A Delhi, circulation chaotique où tous les moyens de transport se mélangent, se rapprochent, se touchent presque. Voitures, motos, scooters, mobylettes sans casque devant ni derrière, tuk-tuks et bus mais dans quel état ! - le nôtre est clinquant en comparaison. Aucune règle donc à ce qu'il semble. Mais aucun choc non plus. Impressionnant. Incroyable même ! Ça klaxonne sans arrêt, chose normale. Ne pas le faire est impoli. 

A Old Delhi, un mélange d'odeurs nauséabondes. Effervescence des rues bondées comme je n'en ai jamais vue(s), pas même à Paris. Câbles électriques noués, enroulés, dénudés à hauteur d'homme. Piliers dangereusement penchés. Dans les rues étroites où les touristes occupent déjà tout l'espace, les vélos-taxis avancent coûte que coûte, à double sens, parfois en file... indienne, vociférant sans insulte pour remplacer les klaxons. Les commerçants sont divers et variés, entassés dans leur boutique, souvent assis à même le sol, parfois allongés. Une belle femme reste là, bras croisés, téléphone portable en main, contre le mur adossée. Elle semble attendre quelqu'un, une ribambelle de sacs plastiques remplis aux pieds. L'éternel regret de ne pas l'avoir abordée pour une photo. Quelques regards échangés pourtant. La timidité m'a repris du terrain. 

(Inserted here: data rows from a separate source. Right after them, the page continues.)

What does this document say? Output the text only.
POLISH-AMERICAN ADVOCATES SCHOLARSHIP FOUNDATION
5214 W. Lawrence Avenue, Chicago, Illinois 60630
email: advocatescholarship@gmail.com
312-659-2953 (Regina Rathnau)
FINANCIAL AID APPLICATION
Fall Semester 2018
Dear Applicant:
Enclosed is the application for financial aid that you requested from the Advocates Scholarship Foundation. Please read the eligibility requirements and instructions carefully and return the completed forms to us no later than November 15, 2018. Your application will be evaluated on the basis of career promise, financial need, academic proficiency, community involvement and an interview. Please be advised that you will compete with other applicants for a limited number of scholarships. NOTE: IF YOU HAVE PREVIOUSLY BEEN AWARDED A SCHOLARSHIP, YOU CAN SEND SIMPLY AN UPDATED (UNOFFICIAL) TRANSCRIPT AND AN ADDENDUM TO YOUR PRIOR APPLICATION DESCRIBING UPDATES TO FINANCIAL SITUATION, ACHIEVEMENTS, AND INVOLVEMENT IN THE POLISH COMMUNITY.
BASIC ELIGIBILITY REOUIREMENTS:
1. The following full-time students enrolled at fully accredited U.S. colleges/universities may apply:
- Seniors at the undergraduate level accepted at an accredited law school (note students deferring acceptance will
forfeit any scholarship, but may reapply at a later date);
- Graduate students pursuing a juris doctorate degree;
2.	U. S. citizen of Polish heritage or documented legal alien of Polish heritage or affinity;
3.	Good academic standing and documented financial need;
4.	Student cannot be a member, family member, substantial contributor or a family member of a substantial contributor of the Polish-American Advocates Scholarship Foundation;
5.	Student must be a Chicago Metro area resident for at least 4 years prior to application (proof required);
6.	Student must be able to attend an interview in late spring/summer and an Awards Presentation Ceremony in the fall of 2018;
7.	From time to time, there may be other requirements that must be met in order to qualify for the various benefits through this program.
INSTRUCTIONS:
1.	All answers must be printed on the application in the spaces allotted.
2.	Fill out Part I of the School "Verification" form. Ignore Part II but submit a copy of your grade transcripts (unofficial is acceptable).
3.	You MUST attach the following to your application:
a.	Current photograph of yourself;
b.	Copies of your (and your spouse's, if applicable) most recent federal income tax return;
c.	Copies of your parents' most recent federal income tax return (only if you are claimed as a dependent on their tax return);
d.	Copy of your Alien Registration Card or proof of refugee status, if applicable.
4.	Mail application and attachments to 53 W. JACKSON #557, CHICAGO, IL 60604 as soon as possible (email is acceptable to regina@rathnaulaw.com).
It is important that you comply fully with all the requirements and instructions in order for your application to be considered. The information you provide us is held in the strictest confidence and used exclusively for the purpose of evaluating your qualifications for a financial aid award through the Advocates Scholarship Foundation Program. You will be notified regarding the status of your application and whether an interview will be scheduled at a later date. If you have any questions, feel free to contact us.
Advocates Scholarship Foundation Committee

Sur la route d'Agra, bâtiments délabrés, individus travaillant dans les champs, enfants jouant au football au milieu d'une végétation dorée. Une voie rapide où se côtoient encore tous les moyens de transport possibles et imaginables, parfois des tracteurs, les motocyclistes toujours sans casque, seuls ou accompagnés, femme assise en amazone. Vive les rodéos ! Dans les villages toujours les mêmes bâtiments délabrés, les câbles électriques au plus bas. Des airs de bidonville. La misère à fleur de rétine. Des bovins, des ânes transportant des sacs de pommes de terre ou de la paille. 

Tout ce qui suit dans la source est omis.